En Ramon explica que los dos campos que tiene trabajados justo al lado de la finca y las cinco cabras le han "salvado la casa". Baltà da por hecho que los animales están muertos, porque se asustaron con el incendio y huyeron, pero el trabajo de comer el sotobosque que han hecho durante meses ha ayudado a que el incendio se frenara justo al lado de su casa.
Otros vecinos, como Laura Puigblanc no han tenido la misma suerte. A ella se le ha quemado buena parte de la finca que tiene en Cruïlles.
UN CASO EXCEPCIONAL
El caso de Ramon, sin embargo, es aislado. Ilustra una realidad conocida desde hace años por los expertos en prevención de incendios: el pastoreo es una de las herramientas más eficaces para reducir la carga de combustible del bosque. A pesar de ello, en Cataluña cada vez es más difícil mantener rebaños destinados a esta función.
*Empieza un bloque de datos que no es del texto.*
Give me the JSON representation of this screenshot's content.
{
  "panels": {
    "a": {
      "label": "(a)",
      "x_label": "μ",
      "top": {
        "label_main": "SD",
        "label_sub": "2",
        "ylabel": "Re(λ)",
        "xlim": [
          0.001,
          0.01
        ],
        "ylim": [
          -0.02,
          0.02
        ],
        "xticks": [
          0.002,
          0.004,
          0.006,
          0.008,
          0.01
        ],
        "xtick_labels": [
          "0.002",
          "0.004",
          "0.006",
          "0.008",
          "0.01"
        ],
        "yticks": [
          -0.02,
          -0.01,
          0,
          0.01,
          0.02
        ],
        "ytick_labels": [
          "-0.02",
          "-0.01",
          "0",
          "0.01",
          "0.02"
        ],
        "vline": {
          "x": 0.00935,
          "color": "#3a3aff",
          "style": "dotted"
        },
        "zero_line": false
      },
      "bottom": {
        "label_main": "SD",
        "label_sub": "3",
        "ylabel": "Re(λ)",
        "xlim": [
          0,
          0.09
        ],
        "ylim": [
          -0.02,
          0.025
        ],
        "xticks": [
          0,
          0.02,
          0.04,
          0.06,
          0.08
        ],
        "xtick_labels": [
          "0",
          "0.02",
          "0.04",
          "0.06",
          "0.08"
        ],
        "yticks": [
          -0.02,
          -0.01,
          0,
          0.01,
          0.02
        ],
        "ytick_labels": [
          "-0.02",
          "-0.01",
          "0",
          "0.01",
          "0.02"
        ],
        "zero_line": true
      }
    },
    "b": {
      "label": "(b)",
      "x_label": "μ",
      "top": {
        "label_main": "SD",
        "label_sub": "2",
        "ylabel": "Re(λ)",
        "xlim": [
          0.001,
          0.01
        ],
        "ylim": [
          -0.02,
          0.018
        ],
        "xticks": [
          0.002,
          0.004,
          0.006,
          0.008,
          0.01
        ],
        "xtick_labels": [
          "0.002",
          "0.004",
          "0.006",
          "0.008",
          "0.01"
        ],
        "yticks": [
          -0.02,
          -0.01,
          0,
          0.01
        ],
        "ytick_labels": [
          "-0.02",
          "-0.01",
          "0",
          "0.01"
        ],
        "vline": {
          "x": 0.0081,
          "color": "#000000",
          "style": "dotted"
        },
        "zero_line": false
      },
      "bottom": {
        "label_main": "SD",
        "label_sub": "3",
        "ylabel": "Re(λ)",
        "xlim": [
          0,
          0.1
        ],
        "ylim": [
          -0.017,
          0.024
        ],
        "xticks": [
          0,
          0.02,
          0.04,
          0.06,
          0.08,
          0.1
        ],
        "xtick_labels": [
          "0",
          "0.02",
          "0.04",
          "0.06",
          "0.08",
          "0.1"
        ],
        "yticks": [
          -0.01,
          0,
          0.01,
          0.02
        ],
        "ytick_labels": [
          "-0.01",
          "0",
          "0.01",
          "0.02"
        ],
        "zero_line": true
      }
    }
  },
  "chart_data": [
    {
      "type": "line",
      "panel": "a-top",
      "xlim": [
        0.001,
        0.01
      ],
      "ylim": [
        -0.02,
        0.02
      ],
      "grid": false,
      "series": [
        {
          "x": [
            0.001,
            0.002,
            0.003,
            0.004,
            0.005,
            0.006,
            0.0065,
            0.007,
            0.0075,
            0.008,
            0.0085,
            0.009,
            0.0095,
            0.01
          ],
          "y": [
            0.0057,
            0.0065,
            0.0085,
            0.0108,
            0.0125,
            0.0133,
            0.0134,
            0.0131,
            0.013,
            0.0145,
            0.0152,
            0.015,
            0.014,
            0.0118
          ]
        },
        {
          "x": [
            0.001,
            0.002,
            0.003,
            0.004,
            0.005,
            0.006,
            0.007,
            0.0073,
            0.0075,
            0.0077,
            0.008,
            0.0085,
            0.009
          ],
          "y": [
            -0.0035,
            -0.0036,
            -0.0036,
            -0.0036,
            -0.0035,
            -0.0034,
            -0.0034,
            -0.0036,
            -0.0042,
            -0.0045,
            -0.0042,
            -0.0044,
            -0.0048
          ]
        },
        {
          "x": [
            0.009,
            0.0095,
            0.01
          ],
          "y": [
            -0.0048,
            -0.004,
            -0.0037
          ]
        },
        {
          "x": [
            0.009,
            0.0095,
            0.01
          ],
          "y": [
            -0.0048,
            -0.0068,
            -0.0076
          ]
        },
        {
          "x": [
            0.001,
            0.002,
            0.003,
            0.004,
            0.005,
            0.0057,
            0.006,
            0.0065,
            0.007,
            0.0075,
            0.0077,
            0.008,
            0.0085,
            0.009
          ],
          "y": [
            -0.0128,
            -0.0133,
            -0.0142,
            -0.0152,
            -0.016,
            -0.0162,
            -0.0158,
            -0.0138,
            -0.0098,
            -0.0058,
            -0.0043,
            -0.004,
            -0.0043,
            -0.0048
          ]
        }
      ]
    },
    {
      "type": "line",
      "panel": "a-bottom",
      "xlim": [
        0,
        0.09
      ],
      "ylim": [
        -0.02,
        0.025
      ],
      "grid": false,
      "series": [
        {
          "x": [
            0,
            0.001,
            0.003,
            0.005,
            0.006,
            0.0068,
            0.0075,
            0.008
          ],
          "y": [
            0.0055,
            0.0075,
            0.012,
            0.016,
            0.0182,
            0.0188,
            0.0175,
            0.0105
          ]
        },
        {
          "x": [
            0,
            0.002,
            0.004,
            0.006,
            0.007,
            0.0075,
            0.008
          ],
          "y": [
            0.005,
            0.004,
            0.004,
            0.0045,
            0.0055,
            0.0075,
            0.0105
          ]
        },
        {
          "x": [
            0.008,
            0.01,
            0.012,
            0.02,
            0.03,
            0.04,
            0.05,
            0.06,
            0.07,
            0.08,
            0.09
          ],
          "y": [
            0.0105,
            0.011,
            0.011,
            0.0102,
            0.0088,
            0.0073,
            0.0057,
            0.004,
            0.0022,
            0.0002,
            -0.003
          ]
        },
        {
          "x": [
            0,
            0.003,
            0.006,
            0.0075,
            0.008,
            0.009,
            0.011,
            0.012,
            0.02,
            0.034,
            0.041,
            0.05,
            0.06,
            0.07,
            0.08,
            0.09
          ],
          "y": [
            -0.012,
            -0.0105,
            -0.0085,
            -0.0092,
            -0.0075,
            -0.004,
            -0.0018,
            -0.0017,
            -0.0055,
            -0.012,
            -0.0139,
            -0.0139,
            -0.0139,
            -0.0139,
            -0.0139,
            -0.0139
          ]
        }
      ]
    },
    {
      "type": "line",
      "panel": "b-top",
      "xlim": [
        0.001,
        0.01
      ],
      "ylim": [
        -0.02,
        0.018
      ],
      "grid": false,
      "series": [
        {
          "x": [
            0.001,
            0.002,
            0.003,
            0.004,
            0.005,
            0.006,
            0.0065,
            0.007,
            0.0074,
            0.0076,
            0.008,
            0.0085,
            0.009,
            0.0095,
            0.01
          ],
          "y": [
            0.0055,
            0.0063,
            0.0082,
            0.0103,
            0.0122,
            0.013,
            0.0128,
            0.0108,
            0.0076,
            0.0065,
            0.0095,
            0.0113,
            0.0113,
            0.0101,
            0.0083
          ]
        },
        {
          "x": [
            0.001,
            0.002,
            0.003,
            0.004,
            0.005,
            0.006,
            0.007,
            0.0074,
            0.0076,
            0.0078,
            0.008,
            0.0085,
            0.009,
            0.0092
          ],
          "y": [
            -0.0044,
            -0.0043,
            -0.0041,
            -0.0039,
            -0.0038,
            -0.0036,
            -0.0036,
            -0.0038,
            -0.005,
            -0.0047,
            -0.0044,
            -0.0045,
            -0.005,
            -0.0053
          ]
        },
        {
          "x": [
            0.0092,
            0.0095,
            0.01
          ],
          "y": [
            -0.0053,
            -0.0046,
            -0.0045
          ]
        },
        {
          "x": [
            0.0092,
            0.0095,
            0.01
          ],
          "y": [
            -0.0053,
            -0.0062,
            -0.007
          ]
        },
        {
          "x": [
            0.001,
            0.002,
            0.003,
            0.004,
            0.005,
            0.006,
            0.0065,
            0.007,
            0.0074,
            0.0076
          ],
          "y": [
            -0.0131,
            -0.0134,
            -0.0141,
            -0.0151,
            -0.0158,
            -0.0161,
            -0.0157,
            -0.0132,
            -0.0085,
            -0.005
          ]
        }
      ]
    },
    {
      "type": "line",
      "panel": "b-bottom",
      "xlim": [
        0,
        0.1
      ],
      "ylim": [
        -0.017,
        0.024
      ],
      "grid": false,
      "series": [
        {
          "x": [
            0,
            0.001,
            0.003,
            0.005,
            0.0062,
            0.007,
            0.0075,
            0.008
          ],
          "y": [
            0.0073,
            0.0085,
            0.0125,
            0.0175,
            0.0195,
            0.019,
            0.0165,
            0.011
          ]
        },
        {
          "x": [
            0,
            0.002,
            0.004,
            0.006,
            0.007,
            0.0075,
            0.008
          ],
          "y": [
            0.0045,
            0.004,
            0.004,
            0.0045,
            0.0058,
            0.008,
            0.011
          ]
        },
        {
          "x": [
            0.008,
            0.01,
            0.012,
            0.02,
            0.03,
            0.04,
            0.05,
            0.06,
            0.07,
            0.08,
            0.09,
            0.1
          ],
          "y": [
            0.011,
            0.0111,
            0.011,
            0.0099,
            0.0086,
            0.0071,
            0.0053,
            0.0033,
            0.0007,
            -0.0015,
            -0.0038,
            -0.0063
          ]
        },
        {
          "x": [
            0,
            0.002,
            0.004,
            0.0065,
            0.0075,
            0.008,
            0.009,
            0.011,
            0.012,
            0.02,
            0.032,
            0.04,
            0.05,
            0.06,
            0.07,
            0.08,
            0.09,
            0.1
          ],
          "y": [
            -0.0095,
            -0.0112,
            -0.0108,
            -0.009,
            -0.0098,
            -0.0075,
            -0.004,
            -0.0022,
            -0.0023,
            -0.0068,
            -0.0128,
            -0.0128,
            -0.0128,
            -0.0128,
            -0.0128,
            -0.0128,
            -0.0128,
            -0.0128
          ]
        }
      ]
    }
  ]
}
Los principales obstáculos son la falta de pastores y el bajo rendimiento económico de la actividad, además de la fragmentación de la propiedad forestal, que obliga a negociar con muchos propietarios diferentes para poder pastar.
También influyen la burocracia para obtener permisos, especialmente en espacios protegidos, y los conflictos derivados de la convivencia con otros usos del bosque, como el senderismo o la caza. A esto se añade el coste de mantener los rebaños, los cercados y los perros de protección, así como los problemas ocasionados por los depredadores en algunas zonas.
A pesar de estas dificultades, los Bomberos y numerosos técnicos forestales hace años que defienden el pastoreo dirigido como una herramienta clave de gestión forestal. Las cabras y las ovejas reducen el sotobosque de manera natural, crean discontinuidades en la vegetación y dificultan la propagación de los grandes incendios, tal como ha quedado evidenciado en el caso de la finca de La Bisbal d'Empordà.
Ahora solo faltaría que la administración pusiera las cosas fáciles, aplicara ayudas directas a estas actividades, redujera burocracia y exigencias y creyera --de forma efectiva-- en el pequeño campesinado y la ganadería extensiva, claves para cuidar un territorio cada vez más boscoso.